Some tips from Sheriff Crone:

Before an incident happens:

1. Get to know your neighbors - watch out for each other.  Find someone you can trust and look out for each other.

2. Make yourself crime resistant - locks, lights, and dogs.

3. Are you going to be gone?  Don’t make it look that way but also have someone check on your place.  Call your sheriff’s office.  Do they do vacation house checks?

4. Neighborhood watch/ Ranch watch

5. Talk to your local sheriff’s office about crime prevention.

During An Incident:

1. Does a vehicle or person or a situation look out of place?  Does your gut tell you something isn’t right?  Trust your instincts!

2. Call 911 or at least your local sheriff’s office non-emergency phone number (program it in your cell phone).  Call NOW, not when you get home.  Stay on the phone if you can.

3. Be a good witness!  Description of the location, vehicle(s) and persons.  If they move, call back or provide us with a direction of travel.

Confronting Someone:

1. Confrontation is NOT advised; that’s what YOU pay US for!

2. If a person or vehicle leaves the scene, AND YOU CAN DO IT SAFELY FROM A DISTANCE, continue to provide a direction of travel.

3. IF you confront - have someone else call first.  Get the calvary coming!  Make sure we know who YOU are!

4. If you take a gun - make sure we know who YOU are!

5. If law enforcement confronts, YOU, do EXACTLY what you are told to do - we can argue who the good guys are later.

After the Incident

1. Prosecute if there has been a crime committed.  It is a crime to trespass.  It is a more serious crime to trespass on agricultural property!

2. If the word gets out you call the cops and prosecute, the word will get out you are not someone to mess with.

Employees

1. Consider doing a Colorado Bureau of Investigations check on EVERYONE (https://www.cbirecordscheck.com/CBI_New /CBI_newIndex.asp) 

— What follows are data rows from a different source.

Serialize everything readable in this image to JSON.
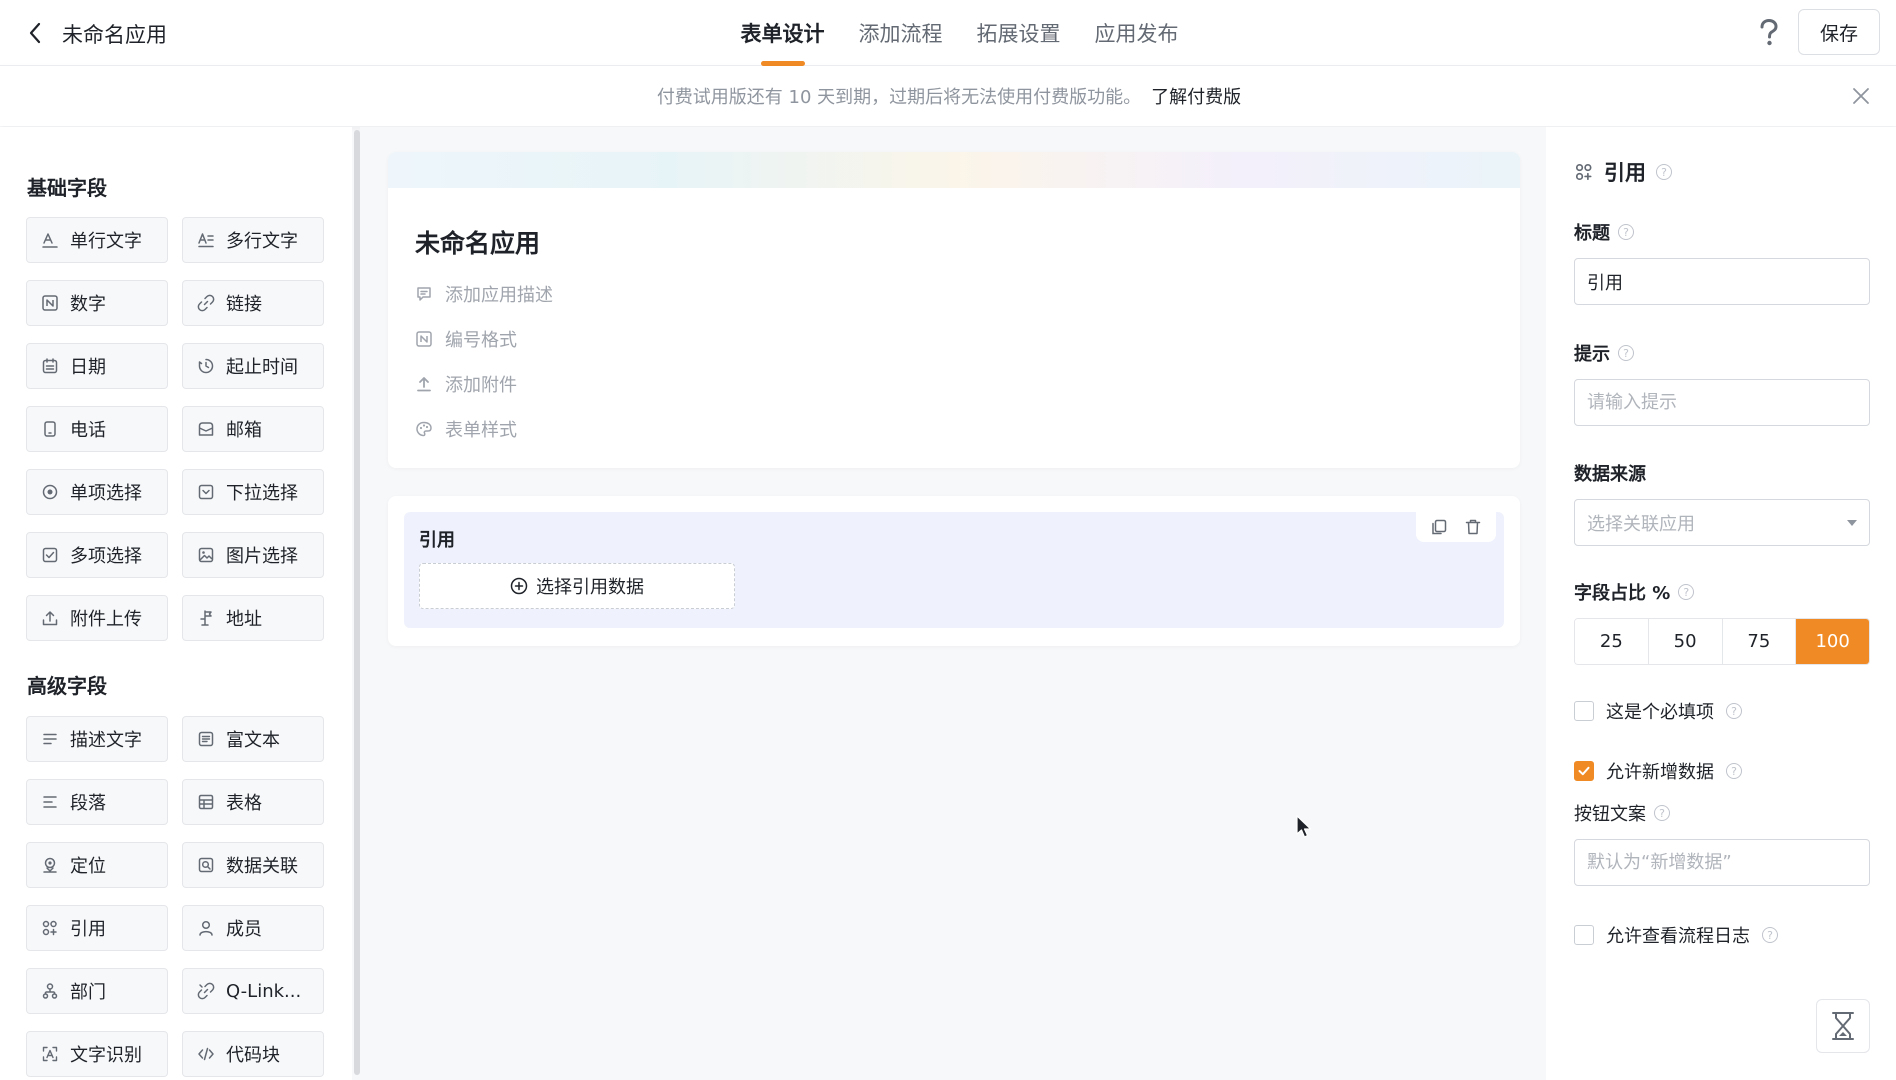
{
  "header": {
    "app_title": "未命名应用",
    "tabs": [
      {
        "label": "表单设计",
        "active": true
      },
      {
        "label": "添加流程",
        "active": false
      },
      {
        "label": "拓展设置",
        "active": false
      },
      {
        "label": "应用发布",
        "active": false
      }
    ],
    "save_label": "保存",
    "accent_color": "#f08a24"
  },
  "notice": {
    "text": "付费试用版还有 10 天到期，过期后将无法使用付费版功能。",
    "link": "了解付费版"
  },
  "left_panel": {
    "basic_title": "基础字段",
    "basic_fields": [
      {
        "label": "单行文字",
        "icon": "single-line-text-icon"
      },
      {
        "label": "多行文字",
        "icon": "multi-line-text-icon"
      },
      {
        "label": "数字",
        "icon": "number-icon"
      },
      {
        "label": "链接",
        "icon": "link-icon"
      },
      {
        "label": "日期",
        "icon": "calendar-icon"
      },
      {
        "label": "起止时间",
        "icon": "time-range-icon"
      },
      {
        "label": "电话",
        "icon": "phone-icon"
      },
      {
        "label": "邮箱",
        "icon": "mail-icon"
      },
      {
        "label": "单项选择",
        "icon": "radio-icon"
      },
      {
        "label": "下拉选择",
        "icon": "dropdown-icon"
      },
      {
        "label": "多项选择",
        "icon": "checkbox-icon"
      },
      {
        "label": "图片选择",
        "icon": "image-icon"
      },
      {
        "label": "附件上传",
        "icon": "upload-icon"
      },
      {
        "label": "地址",
        "icon": "address-icon"
      }
    ],
    "advanced_title": "高级字段",
    "advanced_fields": [
      {
        "label": "描述文字",
        "icon": "description-icon"
      },
      {
        "label": "富文本",
        "icon": "rich-text-icon"
      },
      {
        "label": "段落",
        "icon": "paragraph-icon"
      },
      {
        "label": "表格",
        "icon": "table-icon"
      },
      {
        "label": "定位",
        "icon": "location-icon"
      },
      {
        "label": "数据关联",
        "icon": "data-link-icon"
      },
      {
        "label": "引用",
        "icon": "reference-icon"
      },
      {
        "label": "成员",
        "icon": "member-icon"
      },
      {
        "label": "部门",
        "icon": "department-icon"
      },
      {
        "label": "Q-Link...",
        "icon": "qlink-icon"
      },
      {
        "label": "文字识别",
        "icon": "ocr-icon"
      },
      {
        "label": "代码块",
        "icon": "code-icon"
      }
    ]
  },
  "form": {
    "title": "未命名应用",
    "meta": [
      {
        "label": "添加应用描述",
        "icon": "comment-icon"
      },
      {
        "label": "编号格式",
        "icon": "number-format-icon"
      },
      {
        "label": "添加附件",
        "icon": "attachment-upload-icon"
      },
      {
        "label": "表单样式",
        "icon": "palette-icon"
      }
    ],
    "field": {
      "label": "引用",
      "select_label": "选择引用数据"
    }
  },
  "right_panel": {
    "title": "引用",
    "title_label": "标题",
    "title_value": "引用",
    "hint_label": "提示",
    "hint_placeholder": "请输入提示",
    "source_label": "数据来源",
    "source_placeholder": "选择关联应用",
    "ratio_label": "字段占比 %",
    "ratio_options": [
      "25",
      "50",
      "75",
      "100"
    ],
    "ratio_selected": "100",
    "required_label": "这是个必填项",
    "required_checked": false,
    "allow_add_label": "允许新增数据",
    "allow_add_checked": true,
    "button_text_label": "按钮文案",
    "button_text_placeholder": "默认为“新增数据”",
    "view_log_label": "允许查看流程日志",
    "view_log_checked": false
  }
}
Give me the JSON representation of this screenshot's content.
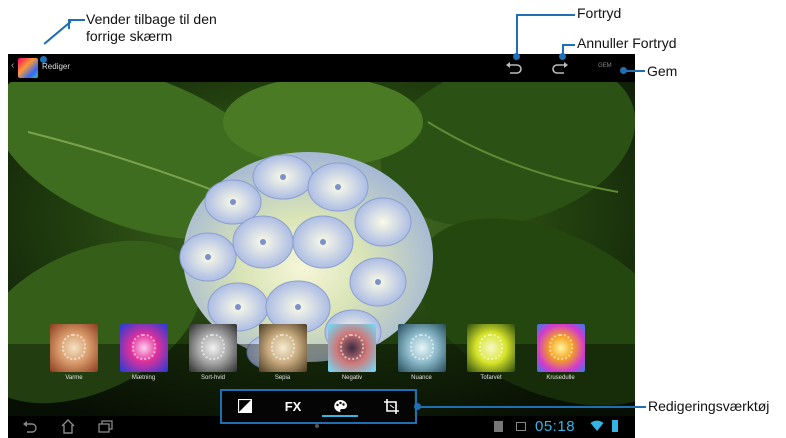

Pros - Gives you a “heads up” about potential problems (drugs, burglars).

Cons - Costs you a few dollars ($6.85 for each name).  Only checks Colorado; no other states - and no juvenile or warrant records.

2. Take a good facial photograph when you hire them - attach it to their personnel file.  Buy an inkpad and “roll” a fingerprint on their application. 

3. Write down a description of the vehicle they are driving - make/color/license plate.  Better yet, snap a picture with your phone.